Roger d’Andelys looked out over the scene and mumbled, as much to himself as to me, ‘Ce n’est pas juste. The others yonder, they take all the harm and death, yet here we sit like as though upon a mere summer’s cruise. Ah, the poor devils.’
I said nothing, but shared not a little of Roger’s disquiet. In Lawson’s division, and in the Blue and White squadrons, the casualties were doubtless mounting and good men were surely dying. By now it was noon, and the great cannonade had been going on for four hours; but the two divisions of the Red, including some of the mightiest ships of Old E
ngland, were still lying inactive to windward. I shot many a glance toward the Royal Charles and wondered what, in God’s name, the Duke was playing at. Or rather what Penn was playing at, for I had no doubt he was the man deciding when, or if, the bulk of the Red Squadron would finally commit to the battle.
Of course, my concern at our inactivity was grounded in my desire to see an English victory, and not at all in a selfish compulsion to obtain glory, honour and prize money. Or so I told myself: those who contemplated my increasingly impatient pacing across the quarterdeck and then back again might have regarded the matter differently.

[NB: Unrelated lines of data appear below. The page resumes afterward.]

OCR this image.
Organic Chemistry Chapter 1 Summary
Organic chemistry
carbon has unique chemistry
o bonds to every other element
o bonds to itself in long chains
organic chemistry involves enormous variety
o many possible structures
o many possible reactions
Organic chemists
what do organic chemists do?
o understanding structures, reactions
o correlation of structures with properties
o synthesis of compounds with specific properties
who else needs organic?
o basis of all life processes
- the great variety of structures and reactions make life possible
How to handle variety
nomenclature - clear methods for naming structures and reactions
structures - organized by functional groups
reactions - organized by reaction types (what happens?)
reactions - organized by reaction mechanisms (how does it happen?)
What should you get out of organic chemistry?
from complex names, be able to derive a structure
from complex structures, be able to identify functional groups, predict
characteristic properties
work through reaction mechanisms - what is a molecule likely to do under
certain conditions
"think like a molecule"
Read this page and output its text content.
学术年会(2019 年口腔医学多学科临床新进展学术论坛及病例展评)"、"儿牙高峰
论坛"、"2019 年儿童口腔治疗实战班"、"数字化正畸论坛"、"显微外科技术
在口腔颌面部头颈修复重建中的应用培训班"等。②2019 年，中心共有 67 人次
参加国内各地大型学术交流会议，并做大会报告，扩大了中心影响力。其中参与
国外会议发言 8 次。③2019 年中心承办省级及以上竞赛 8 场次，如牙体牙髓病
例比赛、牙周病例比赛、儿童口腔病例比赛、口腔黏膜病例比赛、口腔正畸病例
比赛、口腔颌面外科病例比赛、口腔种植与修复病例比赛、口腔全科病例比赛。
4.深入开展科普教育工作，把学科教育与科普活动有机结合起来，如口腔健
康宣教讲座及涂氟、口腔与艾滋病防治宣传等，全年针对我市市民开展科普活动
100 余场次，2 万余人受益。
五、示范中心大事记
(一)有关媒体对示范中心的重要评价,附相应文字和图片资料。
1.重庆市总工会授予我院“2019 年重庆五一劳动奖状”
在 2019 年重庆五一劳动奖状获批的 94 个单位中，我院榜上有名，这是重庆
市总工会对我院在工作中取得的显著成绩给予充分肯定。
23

At one point I went down once more into the waist, both to take my mind off our inactivity and to encourage the men. But the exercise was futile. I was met at once by Julian Carvell’s typically blunt assessment.

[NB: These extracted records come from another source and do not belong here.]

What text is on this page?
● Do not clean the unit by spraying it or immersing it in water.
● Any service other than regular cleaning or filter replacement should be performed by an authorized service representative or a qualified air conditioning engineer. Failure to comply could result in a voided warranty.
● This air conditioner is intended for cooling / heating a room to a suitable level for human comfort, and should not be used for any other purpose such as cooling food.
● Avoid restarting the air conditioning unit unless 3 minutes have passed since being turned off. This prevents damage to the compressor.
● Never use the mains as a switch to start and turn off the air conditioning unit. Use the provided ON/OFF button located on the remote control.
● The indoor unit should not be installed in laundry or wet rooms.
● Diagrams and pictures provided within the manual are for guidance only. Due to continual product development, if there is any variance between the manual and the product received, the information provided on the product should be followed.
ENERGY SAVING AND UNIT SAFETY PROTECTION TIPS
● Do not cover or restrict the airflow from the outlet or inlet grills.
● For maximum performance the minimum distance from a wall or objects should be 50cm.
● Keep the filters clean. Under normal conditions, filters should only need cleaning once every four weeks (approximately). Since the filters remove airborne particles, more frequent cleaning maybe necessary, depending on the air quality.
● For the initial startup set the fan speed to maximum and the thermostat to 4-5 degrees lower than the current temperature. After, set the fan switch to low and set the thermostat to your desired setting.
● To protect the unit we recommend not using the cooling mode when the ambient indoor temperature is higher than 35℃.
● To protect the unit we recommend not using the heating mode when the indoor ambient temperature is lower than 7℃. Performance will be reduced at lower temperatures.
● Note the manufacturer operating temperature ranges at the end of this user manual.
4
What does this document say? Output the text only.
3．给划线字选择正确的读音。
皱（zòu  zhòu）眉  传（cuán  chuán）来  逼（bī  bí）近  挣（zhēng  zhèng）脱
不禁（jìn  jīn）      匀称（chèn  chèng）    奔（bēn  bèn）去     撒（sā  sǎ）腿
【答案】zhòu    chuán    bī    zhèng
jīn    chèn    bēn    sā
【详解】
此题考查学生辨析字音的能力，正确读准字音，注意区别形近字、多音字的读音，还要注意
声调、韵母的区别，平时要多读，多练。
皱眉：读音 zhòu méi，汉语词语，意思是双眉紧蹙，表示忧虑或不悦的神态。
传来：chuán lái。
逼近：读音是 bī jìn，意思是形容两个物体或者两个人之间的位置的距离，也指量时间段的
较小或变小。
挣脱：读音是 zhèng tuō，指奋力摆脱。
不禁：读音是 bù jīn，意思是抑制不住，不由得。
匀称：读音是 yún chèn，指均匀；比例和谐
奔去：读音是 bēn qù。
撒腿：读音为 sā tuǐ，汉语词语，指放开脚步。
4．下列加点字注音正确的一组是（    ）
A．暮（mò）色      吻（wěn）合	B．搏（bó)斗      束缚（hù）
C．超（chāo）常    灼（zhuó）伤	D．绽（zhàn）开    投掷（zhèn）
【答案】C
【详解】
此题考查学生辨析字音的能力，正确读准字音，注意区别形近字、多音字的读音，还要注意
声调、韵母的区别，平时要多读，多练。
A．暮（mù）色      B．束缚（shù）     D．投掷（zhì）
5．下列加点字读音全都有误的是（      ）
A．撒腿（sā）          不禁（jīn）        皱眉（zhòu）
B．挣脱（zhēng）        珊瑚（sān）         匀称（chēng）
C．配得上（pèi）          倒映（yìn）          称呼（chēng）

‘Captain, sir, we’re as idle as eunuchs in a bawdy house. When the fuck will we get the order to attack?’
‘Ours is not to doubt the strategy of princes, Carvell.’

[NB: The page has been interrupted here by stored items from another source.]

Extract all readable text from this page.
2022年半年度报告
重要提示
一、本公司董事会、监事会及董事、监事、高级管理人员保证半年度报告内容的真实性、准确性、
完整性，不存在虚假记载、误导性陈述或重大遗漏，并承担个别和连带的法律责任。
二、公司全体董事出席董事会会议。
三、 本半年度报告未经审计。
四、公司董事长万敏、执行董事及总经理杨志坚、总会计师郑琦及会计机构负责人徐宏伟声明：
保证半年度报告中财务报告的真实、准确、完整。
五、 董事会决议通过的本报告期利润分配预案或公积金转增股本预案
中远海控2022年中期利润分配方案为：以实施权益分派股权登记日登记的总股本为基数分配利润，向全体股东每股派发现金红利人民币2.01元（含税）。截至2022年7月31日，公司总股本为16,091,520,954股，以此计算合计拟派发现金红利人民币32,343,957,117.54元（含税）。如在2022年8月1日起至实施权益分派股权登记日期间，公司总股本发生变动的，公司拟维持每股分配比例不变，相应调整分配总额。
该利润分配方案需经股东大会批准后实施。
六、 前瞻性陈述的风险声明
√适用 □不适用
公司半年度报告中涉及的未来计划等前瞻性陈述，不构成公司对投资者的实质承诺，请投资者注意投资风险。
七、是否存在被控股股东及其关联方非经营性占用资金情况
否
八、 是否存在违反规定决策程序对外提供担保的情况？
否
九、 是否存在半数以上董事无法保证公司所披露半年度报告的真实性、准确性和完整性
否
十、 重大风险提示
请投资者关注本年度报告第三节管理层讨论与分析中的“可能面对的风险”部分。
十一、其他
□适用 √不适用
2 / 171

‘I don’t doubt His Royal Highness, sir,’ he drawled. ‘But as for that fat gouty craven Penn –’
‘Thank you, Carvell, that will be sufficient. Unless you wish to see both of us before a court-martial for slandering the Great Captain Commander?’
The Virginian, who had one of the fastest minds of any man I ever met, retorted, ‘Don’t recall anything about that in any of the Articles of War you keep reading out to us, Captain. In fact, reckon I could call the Lord High Admiral an addled fuckwit, ’cause it don’t seem to say that I can’t anywhere in the Articles. Sir.’